3. The third aspect is a commandment: be witnesses and speakers of this “culture of life.” Your being Catholic entails greater responsibility: first of all to yourself, for the effort to be consistent with the Christian vocation, and then to contemporary culture, to help recognize the transcendent dimension in human life, the imprint of the creative work of God, from the very first moment of her conception.
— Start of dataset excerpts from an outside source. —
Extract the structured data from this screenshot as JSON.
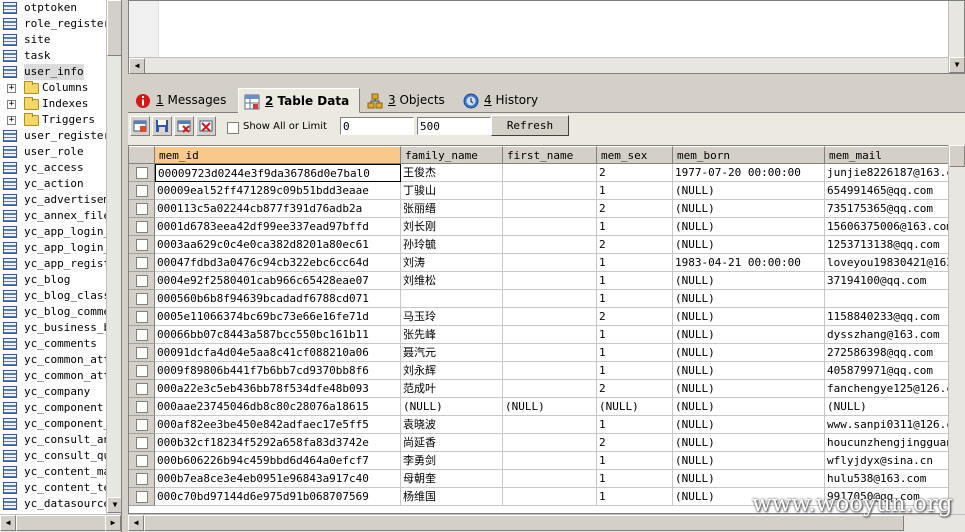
{
  "tree": {
    "items": [
      {
        "label": "otptoken",
        "kind": "table"
      },
      {
        "label": "role_register",
        "kind": "table"
      },
      {
        "label": "site",
        "kind": "table"
      },
      {
        "label": "task",
        "kind": "table"
      },
      {
        "label": "user_info",
        "kind": "table",
        "selected": true
      },
      {
        "label": "Columns",
        "kind": "folder"
      },
      {
        "label": "Indexes",
        "kind": "folder"
      },
      {
        "label": "Triggers",
        "kind": "folder"
      },
      {
        "label": "user_register",
        "kind": "table"
      },
      {
        "label": "user_role",
        "kind": "table"
      },
      {
        "label": "yc_access",
        "kind": "table"
      },
      {
        "label": "yc_action",
        "kind": "table"
      },
      {
        "label": "yc_advertiseme",
        "kind": "table"
      },
      {
        "label": "yc_annex_file",
        "kind": "table"
      },
      {
        "label": "yc_app_login_r",
        "kind": "table"
      },
      {
        "label": "yc_app_login_v",
        "kind": "table"
      },
      {
        "label": "yc_app_regist",
        "kind": "table"
      },
      {
        "label": "yc_blog",
        "kind": "table"
      },
      {
        "label": "yc_blog_class",
        "kind": "table"
      },
      {
        "label": "yc_blog_commer",
        "kind": "table"
      },
      {
        "label": "yc_business_bu",
        "kind": "table"
      },
      {
        "label": "yc_comments",
        "kind": "table"
      },
      {
        "label": "yc_common_attr",
        "kind": "table"
      },
      {
        "label": "yc_common_attr",
        "kind": "table"
      },
      {
        "label": "yc_company",
        "kind": "table"
      },
      {
        "label": "yc_component",
        "kind": "table"
      },
      {
        "label": "yc_component_s",
        "kind": "table"
      },
      {
        "label": "yc_consult_ans",
        "kind": "table"
      },
      {
        "label": "yc_consult_que",
        "kind": "table"
      },
      {
        "label": "yc_content_mar",
        "kind": "table"
      },
      {
        "label": "yc_content_tem",
        "kind": "table"
      },
      {
        "label": "yc_datasource",
        "kind": "table"
      }
    ]
  },
  "tabs": [
    {
      "num": "1",
      "label": "Messages",
      "icon": "info-icon"
    },
    {
      "num": "2",
      "label": "Table Data",
      "icon": "table-data-icon",
      "active": true
    },
    {
      "num": "3",
      "label": "Objects",
      "icon": "objects-icon"
    },
    {
      "num": "4",
      "label": "History",
      "icon": "history-icon"
    }
  ],
  "toolbar": {
    "show_all_label": "Show All or Limit",
    "limit_offset": "0",
    "limit_count": "500",
    "refresh_label": "Refresh"
  },
  "grid": {
    "columns": [
      "mem_id",
      "family_name",
      "first_name",
      "mem_sex",
      "mem_born",
      "mem_mail"
    ],
    "rows": [
      [
        "00009723d0244e3f9da36786d0e7bal0",
        "王俊杰",
        "",
        "2",
        "1977-07-20 00:00:00",
        "junjie8226187@163.c"
      ],
      [
        "00009eal52ff471289c09b51bdd3eaae",
        "丁骏山",
        "",
        "1",
        "(NULL)",
        "654991465@qq.com"
      ],
      [
        "000113c5a02244cb877f391d76adb2a",
        "张丽缙",
        "",
        "2",
        "(NULL)",
        "735175365@qq.com"
      ],
      [
        "0001d6783eea42df99ee337ead97bffd",
        "刘长刚",
        "",
        "1",
        "(NULL)",
        "15606375006@163.com"
      ],
      [
        "0003aa629c0c4e0ca382d8201a80ec61",
        "孙玲毓",
        "",
        "2",
        "(NULL)",
        "1253713138@qq.com"
      ],
      [
        "00047fdbd3a0476c94cb322ebc6cc64d",
        "刘涛",
        "",
        "1",
        "1983-04-21 00:00:00",
        "loveyou19830421@163"
      ],
      [
        "0004e92f2580401cab966c65428eae07",
        "刘维松",
        "",
        "1",
        "(NULL)",
        "37194100@qq.com"
      ],
      [
        "000560b6b8f94639bcadadf6788cd071",
        "",
        "",
        "1",
        "(NULL)",
        ""
      ],
      [
        "0005e11066374bc69bc73e66e16fe71d",
        "马玉玲",
        "",
        "2",
        "(NULL)",
        "1158840233@qq.com"
      ],
      [
        "00066bb07c8443a587bcc550bc161b11",
        "张先峰",
        "",
        "1",
        "(NULL)",
        "dysszhang@163.com"
      ],
      [
        "00091dcfa4d04e5aa8c41cf088210a06",
        "聂汽元",
        "",
        "1",
        "(NULL)",
        "272586398@qq.com"
      ],
      [
        "0009f89806b441f7b6bb7cd9370bb8f6",
        "刘永辉",
        "",
        "1",
        "(NULL)",
        "405879971@qq.com"
      ],
      [
        "000a22e3c5eb436bb78f534dfe48b093",
        "范成叶",
        "",
        "2",
        "(NULL)",
        "fanchengye125@126.c"
      ],
      [
        "000aae23745046db8c80c28076a18615",
        "(NULL)",
        "(NULL)",
        "(NULL)",
        "(NULL)",
        "(NULL)"
      ],
      [
        "000af82ee3be450e842adfaec17e5ff5",
        "袁晓波",
        "",
        "1",
        "(NULL)",
        "www.sanpi0311@126.c"
      ],
      [
        "000b32cf18234f5292a658fa83d3742e",
        "尚延香",
        "",
        "2",
        "(NULL)",
        "houcunzhengjingguan"
      ],
      [
        "000b606226b94c459bbd6d464a0efcf7",
        "李勇剑",
        "",
        "1",
        "(NULL)",
        "wflyjdyx@sina.cn"
      ],
      [
        "000b7ea8ce3e4eb0951e96843a917c40",
        "母朝奎",
        "",
        "1",
        "(NULL)",
        "hulu538@163.com"
      ],
      [
        "000c70bd97144d6e975d91b068707569",
        "杨维国",
        "",
        "1",
        "(NULL)",
        "9917050@qq.com"
      ]
    ]
  },
  "watermark": "www.wooyun.org",
  "colors": {
    "sorted_header": "#f8c98a",
    "chrome": "#d4d0c8",
    "tab_active": "#ece9e0"
  }
}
This is a commitment to the new evangelization that often requires going against the current, paying the cost in person. The Lord counts on you to spread the “Gospel of Life.”
In this perspective, gynecological hospital departments are privileged places of witness and evangelization, because wherever the Church, “the vehicle of the presence of God,” is found, there is also at the same time found the “instrument of the true humanization of man and the world” (Congregation for the Doctrine of the Faith, Doctrinal Note on Some Aspects of Evangelization, No. 9). Growing awareness that the focus of medical care is the human person in a position of weakness, the health facility becomes “a place in which the relationship of treatment is not a profession but a mission; where the charity of the Good Samaritan is the first seat of learning and the face of suffering man is Christ’s own Face.” (Benedict XVI, Address at the Catholic University of the Sacred Heart in Rome, May 3, 2012).
My dear friends and physicians, you who are called to take care of human life in its initial phase, remind everyone, with your actions and your words, that life is always, in all its phases and at any age, sacred and is always of this quality. And not as a matter of faith–no, no–but of reason, as a matter of science! There is no human life more sacred than another, just as there is not a human life qualitatively more significant than another. The credibility of a health care system is measured not only by efficiency, but also by the attention and love towards the person, whose life is always sacred and inviolable.
Do not ever neglect to pray to the Lord and the Virgin Mary for strength to do your task well and bear witness with courage–courage! Today it takes courage–courage to witness to the “Gospel of life”! Thank you very much.